1. Psycho-logicznie... sauna


    Data: 14.03.2020, Kategorie: Celebrytki, Pierwszy raz Tabu, Autor: xray51

    Był to późno grudniowy, okropnie zimny dzień. Joanna wracała do domu przemarznięta do szpiku kości mimo ciepłej puchowej kurtki, bo wiejący wiatr wdzierał się w każdy odsłonięty zakamarek jej ciała. Musiała wracać na piechotę, bo jej toyota odmówiła posłuszeństwa, a nie chciała czekać na autobus, stwierdzając, że spacer zimową grudniową porą dobrze jej zrobi po tym uciążliwym dniu w pracy. Ale nie spodziewała się, że to niestety nie będzie takie przyjemne, jak to sobie wyobrażała. Przeszło jej przez myśl, że gorąca sauna dobrze by jej zrobiła. Tak, na pewno to byłoby wspaniałe – myślała Joanna, brnąc przez śnieg i stawiając opór wiejącemu coraz mocniej grudniowemu wiatrowi. Ale… nie miała swojego ręcznika. Spostrzegła w oddali galerię. Przyspieszyła kroku i weszła do jej wnętrza. Przyjemne ciepło uderzyło ją w twarz kiedy przekraczała próg galerii. Szybko odszukała sklep i kupiła ogromny śnieżnobiały frotowy ręcznik. Tak… teraz jest przygotowana i może już teraz iść do swojej ulubionej sauny. I kilku minutach znalazła się przed wejściem do sauny. Szybko załatwiła formalności i po przebraniu w szatni, owinięta jedynie w ręcznik przeszła do pomieszczenia, w której stała jej ulubiona parowa sauna. Ale zanim do niej weszła wzięła szybki prysznic i jeszcze ociekająca wodą otworzyła drzwi do sauny.
    
    Buchnęła jej w twarz rozgrzana para. Zrobiła zdecydowany krok naprzód, zamykając starannie za sobą drzwi, żeby ciepło i para nie uciekało. Chwilkę stała rozkoszując się otulającym ją ...

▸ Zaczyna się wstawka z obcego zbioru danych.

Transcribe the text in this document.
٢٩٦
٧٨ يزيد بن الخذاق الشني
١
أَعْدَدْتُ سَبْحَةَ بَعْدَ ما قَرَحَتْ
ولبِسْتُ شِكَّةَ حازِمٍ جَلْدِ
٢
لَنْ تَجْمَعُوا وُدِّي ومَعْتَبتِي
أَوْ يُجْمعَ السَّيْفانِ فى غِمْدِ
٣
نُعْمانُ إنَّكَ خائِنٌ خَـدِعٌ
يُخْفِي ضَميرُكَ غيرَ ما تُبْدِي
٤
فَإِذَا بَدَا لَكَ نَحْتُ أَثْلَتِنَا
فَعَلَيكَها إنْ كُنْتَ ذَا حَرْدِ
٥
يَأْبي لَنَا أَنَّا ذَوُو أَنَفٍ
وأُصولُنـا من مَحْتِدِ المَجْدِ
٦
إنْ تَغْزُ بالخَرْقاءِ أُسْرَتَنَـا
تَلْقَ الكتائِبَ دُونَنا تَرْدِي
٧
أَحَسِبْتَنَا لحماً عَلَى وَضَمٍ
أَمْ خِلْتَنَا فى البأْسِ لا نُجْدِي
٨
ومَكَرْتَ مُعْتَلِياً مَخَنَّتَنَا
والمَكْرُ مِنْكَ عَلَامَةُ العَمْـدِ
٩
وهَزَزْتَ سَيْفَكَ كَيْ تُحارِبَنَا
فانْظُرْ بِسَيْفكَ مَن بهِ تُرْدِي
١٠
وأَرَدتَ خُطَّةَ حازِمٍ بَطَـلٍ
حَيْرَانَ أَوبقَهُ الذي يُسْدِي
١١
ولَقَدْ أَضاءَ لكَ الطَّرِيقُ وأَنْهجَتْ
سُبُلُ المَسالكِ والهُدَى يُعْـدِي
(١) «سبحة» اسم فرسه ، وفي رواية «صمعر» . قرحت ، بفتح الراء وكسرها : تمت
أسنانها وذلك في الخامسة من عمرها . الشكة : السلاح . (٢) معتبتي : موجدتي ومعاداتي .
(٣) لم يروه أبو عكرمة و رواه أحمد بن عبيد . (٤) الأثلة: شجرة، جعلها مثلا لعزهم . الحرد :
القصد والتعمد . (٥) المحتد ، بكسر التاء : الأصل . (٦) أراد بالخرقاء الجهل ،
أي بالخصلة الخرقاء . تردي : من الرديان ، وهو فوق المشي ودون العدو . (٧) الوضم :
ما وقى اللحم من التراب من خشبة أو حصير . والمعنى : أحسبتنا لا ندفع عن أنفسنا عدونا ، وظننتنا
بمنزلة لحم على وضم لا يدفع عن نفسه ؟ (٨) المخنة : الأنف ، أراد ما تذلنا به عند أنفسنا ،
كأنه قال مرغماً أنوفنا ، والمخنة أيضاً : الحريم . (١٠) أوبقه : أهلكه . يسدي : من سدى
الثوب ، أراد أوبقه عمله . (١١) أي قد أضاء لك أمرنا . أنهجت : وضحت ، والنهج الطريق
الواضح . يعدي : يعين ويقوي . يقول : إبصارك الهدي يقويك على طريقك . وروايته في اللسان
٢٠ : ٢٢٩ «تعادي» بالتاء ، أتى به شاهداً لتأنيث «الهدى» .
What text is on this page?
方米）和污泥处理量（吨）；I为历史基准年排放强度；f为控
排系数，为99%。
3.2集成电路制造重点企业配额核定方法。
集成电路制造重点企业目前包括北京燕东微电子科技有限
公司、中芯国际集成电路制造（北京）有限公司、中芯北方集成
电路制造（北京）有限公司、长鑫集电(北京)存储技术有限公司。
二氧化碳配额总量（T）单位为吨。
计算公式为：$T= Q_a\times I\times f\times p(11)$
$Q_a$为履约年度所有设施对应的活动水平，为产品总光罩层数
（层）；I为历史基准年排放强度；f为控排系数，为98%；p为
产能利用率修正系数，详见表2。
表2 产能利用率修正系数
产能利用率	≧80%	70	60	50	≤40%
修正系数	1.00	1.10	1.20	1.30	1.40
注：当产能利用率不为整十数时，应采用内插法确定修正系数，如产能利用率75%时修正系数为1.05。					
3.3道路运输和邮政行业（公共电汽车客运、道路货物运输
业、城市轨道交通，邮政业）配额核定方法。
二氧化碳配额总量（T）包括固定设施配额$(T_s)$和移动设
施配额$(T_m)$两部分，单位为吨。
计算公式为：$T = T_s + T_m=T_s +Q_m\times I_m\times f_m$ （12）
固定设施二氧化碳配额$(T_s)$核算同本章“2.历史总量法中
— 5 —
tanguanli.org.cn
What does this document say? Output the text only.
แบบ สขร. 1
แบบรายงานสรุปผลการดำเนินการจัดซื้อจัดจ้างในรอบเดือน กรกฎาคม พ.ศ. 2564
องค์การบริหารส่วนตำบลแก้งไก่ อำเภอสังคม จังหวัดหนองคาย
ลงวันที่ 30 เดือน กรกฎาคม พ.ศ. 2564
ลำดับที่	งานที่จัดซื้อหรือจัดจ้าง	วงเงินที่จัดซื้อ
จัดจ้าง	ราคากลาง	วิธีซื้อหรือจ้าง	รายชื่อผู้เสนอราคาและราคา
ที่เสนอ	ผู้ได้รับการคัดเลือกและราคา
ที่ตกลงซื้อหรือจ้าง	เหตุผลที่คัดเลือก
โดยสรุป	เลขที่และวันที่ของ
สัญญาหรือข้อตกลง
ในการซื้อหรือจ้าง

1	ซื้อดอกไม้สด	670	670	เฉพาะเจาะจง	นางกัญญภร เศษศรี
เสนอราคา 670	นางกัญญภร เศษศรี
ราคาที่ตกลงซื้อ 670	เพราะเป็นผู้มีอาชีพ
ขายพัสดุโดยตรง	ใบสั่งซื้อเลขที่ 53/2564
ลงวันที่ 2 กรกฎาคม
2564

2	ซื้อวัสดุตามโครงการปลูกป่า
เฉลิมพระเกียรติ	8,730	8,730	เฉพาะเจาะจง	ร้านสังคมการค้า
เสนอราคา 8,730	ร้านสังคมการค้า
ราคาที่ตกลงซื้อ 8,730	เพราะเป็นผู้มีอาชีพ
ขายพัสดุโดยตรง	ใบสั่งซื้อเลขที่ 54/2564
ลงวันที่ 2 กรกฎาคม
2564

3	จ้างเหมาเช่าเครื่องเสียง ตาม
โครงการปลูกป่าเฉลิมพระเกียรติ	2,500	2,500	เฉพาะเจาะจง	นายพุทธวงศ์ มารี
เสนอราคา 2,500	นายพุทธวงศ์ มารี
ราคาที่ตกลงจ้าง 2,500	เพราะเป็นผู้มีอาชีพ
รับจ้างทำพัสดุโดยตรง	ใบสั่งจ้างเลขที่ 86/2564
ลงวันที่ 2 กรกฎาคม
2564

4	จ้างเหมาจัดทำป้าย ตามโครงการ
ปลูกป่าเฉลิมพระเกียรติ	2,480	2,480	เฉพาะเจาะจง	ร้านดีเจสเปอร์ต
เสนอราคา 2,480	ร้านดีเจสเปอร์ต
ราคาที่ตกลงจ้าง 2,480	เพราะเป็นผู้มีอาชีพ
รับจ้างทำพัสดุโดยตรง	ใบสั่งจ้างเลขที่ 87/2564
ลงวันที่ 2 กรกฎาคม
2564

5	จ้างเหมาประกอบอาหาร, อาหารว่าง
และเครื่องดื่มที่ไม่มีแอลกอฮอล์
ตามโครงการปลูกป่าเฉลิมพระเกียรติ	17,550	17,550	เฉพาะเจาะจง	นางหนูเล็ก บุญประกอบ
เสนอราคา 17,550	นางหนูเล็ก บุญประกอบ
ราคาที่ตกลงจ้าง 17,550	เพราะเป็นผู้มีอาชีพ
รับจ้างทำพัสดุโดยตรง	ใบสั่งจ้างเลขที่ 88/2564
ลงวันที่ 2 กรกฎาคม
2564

    ... ciepłem, czuła, jak ciepło wnika w jej skórę, jak rozchodzi się po całym ciele. Stała tak chłonąc przyjemne ciepło i zastanawiała się, czy prócz niej jest jeszcze ktoś w tej saunie. Pora była wczesna, ludzie dopiero powychodzili ze swoich prac, więc liczyła, że będzie tu sama. Poza tym niewidziana nikogo innego ani w recepcji, ani przy prysznicach, a nawet nie dochodziły żadne głosy z znajdującego się tu również basenu.
    
    Joanna stała więc nago pośrodku sauny, trzymając w jednej ręce ręcznik, d**gą zaś poprawiając ociekające wodą spod prysznica włosy. Nagle aż wstrzymała oddech i z lekka przestraszyła się, gdy usłyszała:
    
    – Szczęść Boże, pani Joasiu.
    
    O rany, pomyślała, nie jestem tu sama. Wytężyła wzrok starając się przebić przez kłęby rozsnuwającej się wokoło pary. Wreszcie dostrzegła postać siedzącą w kącie sauny, na najwyższej półce. Serce jej zamarło na chwilę, bo poznała, kto odezwał się do niej tymi słowami. Poznała go – to ksiądz z jej parafii, ksiądz Wojciech. Jej ręce bezwiednie powędrowały w górę i zasłoniły piersi, a trzymany ręcznik zasłonił cała resztę.
    
    – Szsz…czcz…ęść – wydukała.
    
    – Proszę się nie dziwić – usłyszała z kąta sauny – ja też jestem człowiekiem i miło jest skorzystać z takich dóbr doczesnych jak ta.
    
    – Racja – Joanna oprzytomniała po wcześniejszym małym szoku. – Miło jest wygrzać ciało szczególnie w taki dzień.
    
    – Dokładnie. Ale niech się pani Joasiu rozgości. Nie nastawiłem zbyt wysokiej temperatury? – spytał ksiądz Wojciech wskazując ...
«1234...»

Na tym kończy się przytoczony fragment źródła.